Espíritas fervorosos, sobretudo vós, que conheceis a situação dos Espíritos sofredores e sabeis apreciar as fases da vida; vós que conheceis as dificuldades que eles devem superar, vinde em seu auxílio. É uma bela caridade orar pelos pobres irmãos desconhecidos, muitas vezes por todos esquecidos, e cujo reconhecimento não sabeis avaliar, quando se veem assistidos. Para eles a prece é qual orvalho, a irrigar a terra calcinada pelo calor. Figurai um desconhecido em noite escura, caído nalgum cruzamento de estrada desconhecida; os pés estão feridos pela longa caminhada; sente o aguilhão da fome e uma sede ardente; aos sofrimentos físicos juntam-se todas as torturas morais; o desespero está a dois passos; em vão solta aos quatro ventos lancinantes gritos: nem um eco amigo responde ao apelo desesperado. Pois bem! imaginai que no instante em que essa infeliz criatura chegou aos derradeiros limites do sofrimento, mão compassiva vem pousar suavemente em seu ombro e lhe trazer o socorro que sua situação reclama. Imaginai, então, se possível, o êxtase desse homem e tereis uma pálida ideia da felicidade que a prece proporciona aos Espíritos infelizes, que suportam as angústias da punição e do isolamento. Eles vos serão eternamente agradecidos, porque, ficai certos, no mundo dos Espíritos não há ingratos como na vossa Terra.

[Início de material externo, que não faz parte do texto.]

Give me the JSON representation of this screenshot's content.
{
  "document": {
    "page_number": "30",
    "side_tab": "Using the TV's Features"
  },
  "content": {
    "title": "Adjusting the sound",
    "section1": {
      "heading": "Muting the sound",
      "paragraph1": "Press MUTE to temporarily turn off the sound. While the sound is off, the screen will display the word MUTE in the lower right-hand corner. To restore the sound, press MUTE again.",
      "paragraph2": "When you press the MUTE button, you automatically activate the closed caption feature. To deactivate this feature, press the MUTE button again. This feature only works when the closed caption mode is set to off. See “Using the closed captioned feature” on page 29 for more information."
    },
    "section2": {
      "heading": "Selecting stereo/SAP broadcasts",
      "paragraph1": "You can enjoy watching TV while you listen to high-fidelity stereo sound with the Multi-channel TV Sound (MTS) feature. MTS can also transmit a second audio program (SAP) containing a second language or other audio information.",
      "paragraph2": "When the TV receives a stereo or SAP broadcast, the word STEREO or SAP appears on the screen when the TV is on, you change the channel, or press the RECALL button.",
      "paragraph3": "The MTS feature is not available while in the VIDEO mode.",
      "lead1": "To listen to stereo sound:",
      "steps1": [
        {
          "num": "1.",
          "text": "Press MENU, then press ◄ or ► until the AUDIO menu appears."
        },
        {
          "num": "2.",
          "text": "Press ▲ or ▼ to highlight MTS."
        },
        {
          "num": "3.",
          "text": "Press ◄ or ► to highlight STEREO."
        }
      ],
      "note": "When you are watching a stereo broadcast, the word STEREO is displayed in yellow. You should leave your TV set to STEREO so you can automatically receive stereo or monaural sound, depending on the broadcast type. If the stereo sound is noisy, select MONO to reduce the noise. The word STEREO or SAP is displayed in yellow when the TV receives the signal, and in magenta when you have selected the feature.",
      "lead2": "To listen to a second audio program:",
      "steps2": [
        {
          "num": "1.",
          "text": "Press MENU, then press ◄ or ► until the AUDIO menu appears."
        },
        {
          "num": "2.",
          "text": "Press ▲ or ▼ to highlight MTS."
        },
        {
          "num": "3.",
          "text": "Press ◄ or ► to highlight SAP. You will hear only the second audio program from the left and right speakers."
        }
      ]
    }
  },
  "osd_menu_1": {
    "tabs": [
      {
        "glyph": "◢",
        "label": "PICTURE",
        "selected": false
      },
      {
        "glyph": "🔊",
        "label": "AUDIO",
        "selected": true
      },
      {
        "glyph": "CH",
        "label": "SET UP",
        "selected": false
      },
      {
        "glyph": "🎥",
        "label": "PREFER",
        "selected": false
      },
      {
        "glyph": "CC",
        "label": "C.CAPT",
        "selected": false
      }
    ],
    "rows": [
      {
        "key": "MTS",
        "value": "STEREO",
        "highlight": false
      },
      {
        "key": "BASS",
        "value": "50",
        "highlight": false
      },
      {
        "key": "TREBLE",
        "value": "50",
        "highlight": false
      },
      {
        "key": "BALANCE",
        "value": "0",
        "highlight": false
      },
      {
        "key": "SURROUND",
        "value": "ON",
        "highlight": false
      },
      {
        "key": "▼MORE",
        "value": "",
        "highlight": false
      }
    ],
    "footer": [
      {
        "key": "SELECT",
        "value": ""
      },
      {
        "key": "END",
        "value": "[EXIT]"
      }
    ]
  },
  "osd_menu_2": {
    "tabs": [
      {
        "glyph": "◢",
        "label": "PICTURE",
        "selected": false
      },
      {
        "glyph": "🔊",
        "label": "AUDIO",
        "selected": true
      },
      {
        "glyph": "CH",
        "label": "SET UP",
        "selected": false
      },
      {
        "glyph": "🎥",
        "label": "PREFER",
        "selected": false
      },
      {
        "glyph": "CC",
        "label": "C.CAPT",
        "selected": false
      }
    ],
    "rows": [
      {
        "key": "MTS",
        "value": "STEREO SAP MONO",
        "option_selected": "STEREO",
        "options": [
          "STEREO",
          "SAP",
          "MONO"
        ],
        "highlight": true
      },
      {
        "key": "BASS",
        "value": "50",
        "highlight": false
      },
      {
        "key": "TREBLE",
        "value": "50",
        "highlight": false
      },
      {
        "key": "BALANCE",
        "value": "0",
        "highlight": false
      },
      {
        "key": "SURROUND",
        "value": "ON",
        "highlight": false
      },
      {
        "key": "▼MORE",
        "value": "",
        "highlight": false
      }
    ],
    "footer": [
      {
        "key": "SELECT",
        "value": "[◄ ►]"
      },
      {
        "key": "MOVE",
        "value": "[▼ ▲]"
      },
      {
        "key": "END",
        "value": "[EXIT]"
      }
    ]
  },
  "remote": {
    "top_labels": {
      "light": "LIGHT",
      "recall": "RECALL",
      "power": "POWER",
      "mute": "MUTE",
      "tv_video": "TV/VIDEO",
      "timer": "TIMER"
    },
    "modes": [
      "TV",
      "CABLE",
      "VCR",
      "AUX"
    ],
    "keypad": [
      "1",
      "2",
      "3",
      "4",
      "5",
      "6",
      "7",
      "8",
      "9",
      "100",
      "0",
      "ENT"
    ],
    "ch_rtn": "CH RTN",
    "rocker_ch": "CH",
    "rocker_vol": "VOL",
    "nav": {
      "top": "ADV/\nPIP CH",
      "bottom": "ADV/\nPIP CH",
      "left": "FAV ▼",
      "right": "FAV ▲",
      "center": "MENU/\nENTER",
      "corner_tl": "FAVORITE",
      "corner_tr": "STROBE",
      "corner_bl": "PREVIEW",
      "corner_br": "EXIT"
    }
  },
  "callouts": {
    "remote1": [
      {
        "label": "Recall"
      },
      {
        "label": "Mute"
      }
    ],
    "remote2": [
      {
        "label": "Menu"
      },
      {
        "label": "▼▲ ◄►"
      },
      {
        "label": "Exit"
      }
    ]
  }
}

Eu disse que Todos os Santos é uma solenidade marcada de tristeza; realmente uma grande tristeza, pois também chama a atenção para a classe desses Espíritos que, durante a existência terrena, se consagraram ao materialismo, ao egoísmo; que não quiseram reconhecer outros deuses senão as miseráveis vaidades de seu mundo inferior; que não temeram empregar todos os meios ilícitos para aumentar suas riquezas e, muitas vezes, atirar gente honesta na miséria. Entre esses também se acham os que interromperam a existência por morte violenta; os que, na vida, se arrastaram na lama pestilenta da impureza.

Para todos esses, meu caro irmão, quantos tormentos terríveis! É como diz a Escritura: Haverá choro e ranger de dentes ( † ) Serão mergulhados no abismo profundo das trevas. Esses infelizes são vulgarmente chamados os danados e, embora seja mais exato chamá-los os punidos, nem por isso sofrem menos as torturas, tão terríveis quanto as atribuídas aos danados em meio às chamas. Envolvidos nas trevas mais espessas de um abismo que lhes parece insondável, posto não circunscrito, como vos ensinam, experimentam sofrimentos morais indescritíveis, até abrirem o coração ao arrependimento.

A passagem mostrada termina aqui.